Bach realized he didn't know where the girl was. She wondered how many of the others in the room had been filled in, and how many were working only on their own part of the problem.
"It will be explained," Zeiss said, quietly. Blume looked from Zeiss to Hoeffer, and back, then settled into his chair, not mollified but willing to wait.
"Thank you, Doctor Blume," Hoeffer said again. "Next we'll hear from... Ludmilla Rossnikova, representing the GMA Conglomerate."

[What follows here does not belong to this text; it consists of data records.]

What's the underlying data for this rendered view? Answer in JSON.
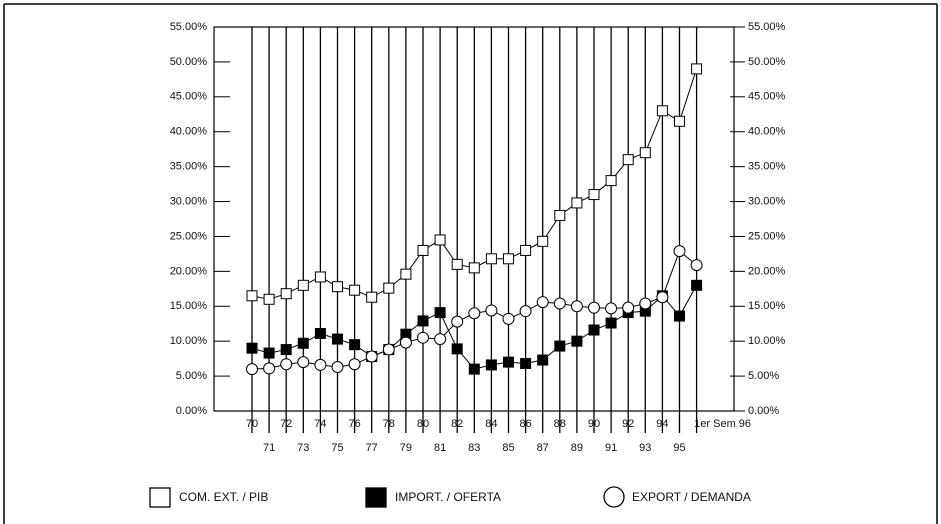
{
  "chart_data": {
    "type": "line",
    "categories": [
      "70",
      "71",
      "72",
      "73",
      "74",
      "75",
      "76",
      "77",
      "78",
      "79",
      "80",
      "81",
      "82",
      "83",
      "84",
      "85",
      "86",
      "87",
      "88",
      "89",
      "90",
      "91",
      "92",
      "93",
      "94",
      "95",
      "1er Sem 96"
    ],
    "series": [
      {
        "name": "COM. EXT. / PIB",
        "color": "#ffffff",
        "marker": "square",
        "values": [
          16.5,
          16,
          16.8,
          18,
          19.2,
          17.8,
          17.3,
          16.3,
          17.6,
          19.6,
          23,
          24.5,
          21,
          20.5,
          21.8,
          21.8,
          23,
          24.3,
          28,
          29.8,
          31,
          33,
          36,
          37,
          43,
          41.5,
          49
        ]
      },
      {
        "name": "IMPORT. / OFERTA",
        "color": "#000000",
        "marker": "square",
        "values": [
          9,
          8.3,
          8.8,
          9.7,
          11.1,
          10.3,
          9.5,
          7.8,
          8.8,
          11,
          12.9,
          14.1,
          8.9,
          6,
          6.6,
          7,
          6.8,
          7.3,
          9.3,
          10,
          11.6,
          12.6,
          14.1,
          14.3,
          16.5,
          13.6,
          18
        ]
      },
      {
        "name": "EXPORT / DEMANDA",
        "color": "#ffffff",
        "marker": "circle",
        "values": [
          6,
          6.1,
          6.7,
          7,
          6.6,
          6.3,
          6.7,
          7.8,
          8.8,
          9.8,
          10.5,
          10.3,
          12.8,
          14,
          14.4,
          13.2,
          14.3,
          15.6,
          15.4,
          15,
          14.8,
          14.7,
          14.8,
          15.4,
          16.3,
          22.9,
          20.9
        ]
      }
    ],
    "ylim": [
      0,
      55
    ],
    "yticks": [
      {
        "value": 0,
        "label": "0.00%"
      },
      {
        "value": 5,
        "label": "5.00%"
      },
      {
        "value": 10,
        "label": "10.00%"
      },
      {
        "value": 15,
        "label": "15.00%"
      },
      {
        "value": 20,
        "label": "20.00%"
      },
      {
        "value": 25,
        "label": "25.00%"
      },
      {
        "value": 30,
        "label": "30.00%"
      },
      {
        "value": 35,
        "label": "35.00%"
      },
      {
        "value": 40,
        "label": "40.00%"
      },
      {
        "value": 45,
        "label": "45.00%"
      },
      {
        "value": 50,
        "label": "50.00%"
      },
      {
        "value": 55,
        "label": "55.00%"
      }
    ],
    "y2lim": [
      0,
      55
    ],
    "y2ticks": [
      {
        "value": 0,
        "label": "0.00%"
      },
      {
        "value": 5,
        "label": "5.00%"
      },
      {
        "value": 10,
        "label": "10.00%"
      },
      {
        "value": 15,
        "label": "15.00%"
      },
      {
        "value": 20,
        "label": "20.00%"
      },
      {
        "value": 25,
        "label": "25.00%"
      },
      {
        "value": 30,
        "label": "30.00%"
      },
      {
        "value": 35,
        "label": "35.00%"
      },
      {
        "value": 40,
        "label": "40.00%"
      },
      {
        "value": 45,
        "label": "45.00%"
      },
      {
        "value": 50,
        "label": "50.00%"
      },
      {
        "value": 55,
        "label": "55.00%"
      }
    ]
  }
}
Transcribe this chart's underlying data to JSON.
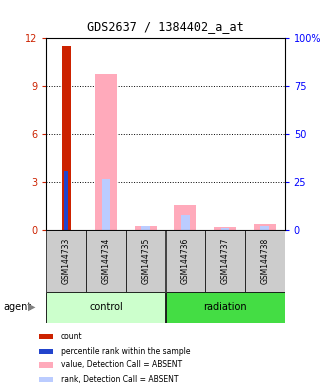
{
  "title": "GDS2637 / 1384402_a_at",
  "samples": [
    "GSM144733",
    "GSM144734",
    "GSM144735",
    "GSM144736",
    "GSM144737",
    "GSM144738"
  ],
  "ylim_left": [
    0,
    12
  ],
  "ylim_right": [
    0,
    100
  ],
  "yticks_left": [
    0,
    3,
    6,
    9,
    12
  ],
  "yticks_right": [
    0,
    25,
    50,
    75,
    100
  ],
  "ytick_labels_left": [
    "0",
    "3",
    "6",
    "9",
    "12"
  ],
  "ytick_labels_right": [
    "0",
    "25",
    "50",
    "75",
    "100%"
  ],
  "count_bars": [
    11.5,
    0,
    0,
    0,
    0,
    0
  ],
  "percentile_bars_pct": [
    31.0,
    0,
    0,
    0,
    0,
    0
  ],
  "absent_value_bars": [
    0,
    9.8,
    0.3,
    1.6,
    0.2,
    0.4
  ],
  "absent_rank_bars_pct": [
    0,
    27.0,
    2.5,
    8.0,
    1.5,
    2.5
  ],
  "count_color": "#cc2200",
  "percentile_color": "#2244cc",
  "absent_value_color": "#ffaabb",
  "absent_rank_color": "#bbccff",
  "group_control_color": "#ccffcc",
  "group_radiation_color": "#44dd44",
  "sample_box_color": "#cccccc",
  "agent_label": "agent",
  "legend_items": [
    {
      "label": "count",
      "color": "#cc2200"
    },
    {
      "label": "percentile rank within the sample",
      "color": "#2244cc"
    },
    {
      "label": "value, Detection Call = ABSENT",
      "color": "#ffaabb"
    },
    {
      "label": "rank, Detection Call = ABSENT",
      "color": "#bbccff"
    }
  ]
}
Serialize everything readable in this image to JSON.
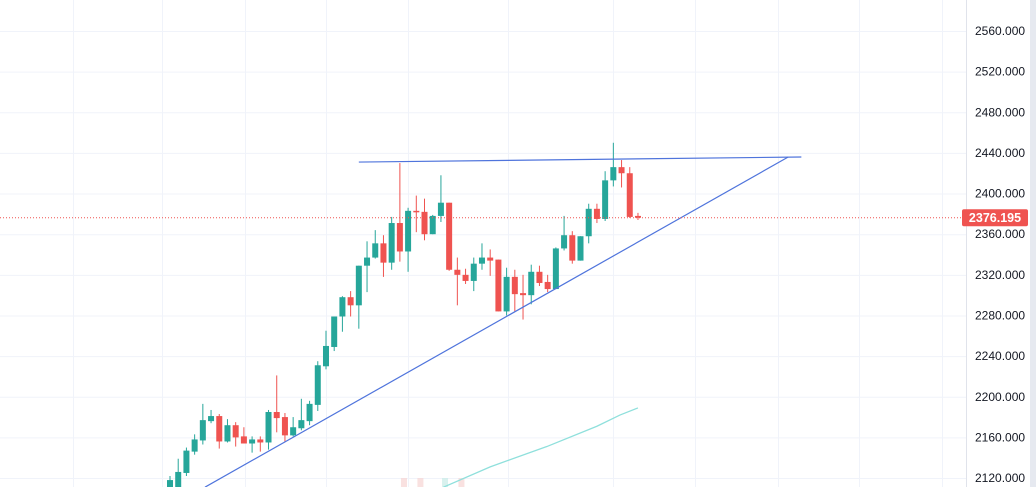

Terrific, thought Bach. He's brought GMA into it. No doubt he swore Ms. Rossnikova to secrecy, and if he really thought she would fail to mention it to her supervisor then he was even dumber than Bach had thought. She had worked for them once, long ago, and though she was just an employee she had learned something about them. GMA had its roots deep in twentieth-century Japanese industry. When you went to work on the executive level at GMA, you were set up for life. They expected, and received, loyalty that compared favorably with that demanded by the Mafia. Which meant that, by telling Rossnikova his "secret," Hoeffer had insured that three hundred GMA execs knew about it three minutes later. They could be relied on to keep a secret, but only if it benefited GMA.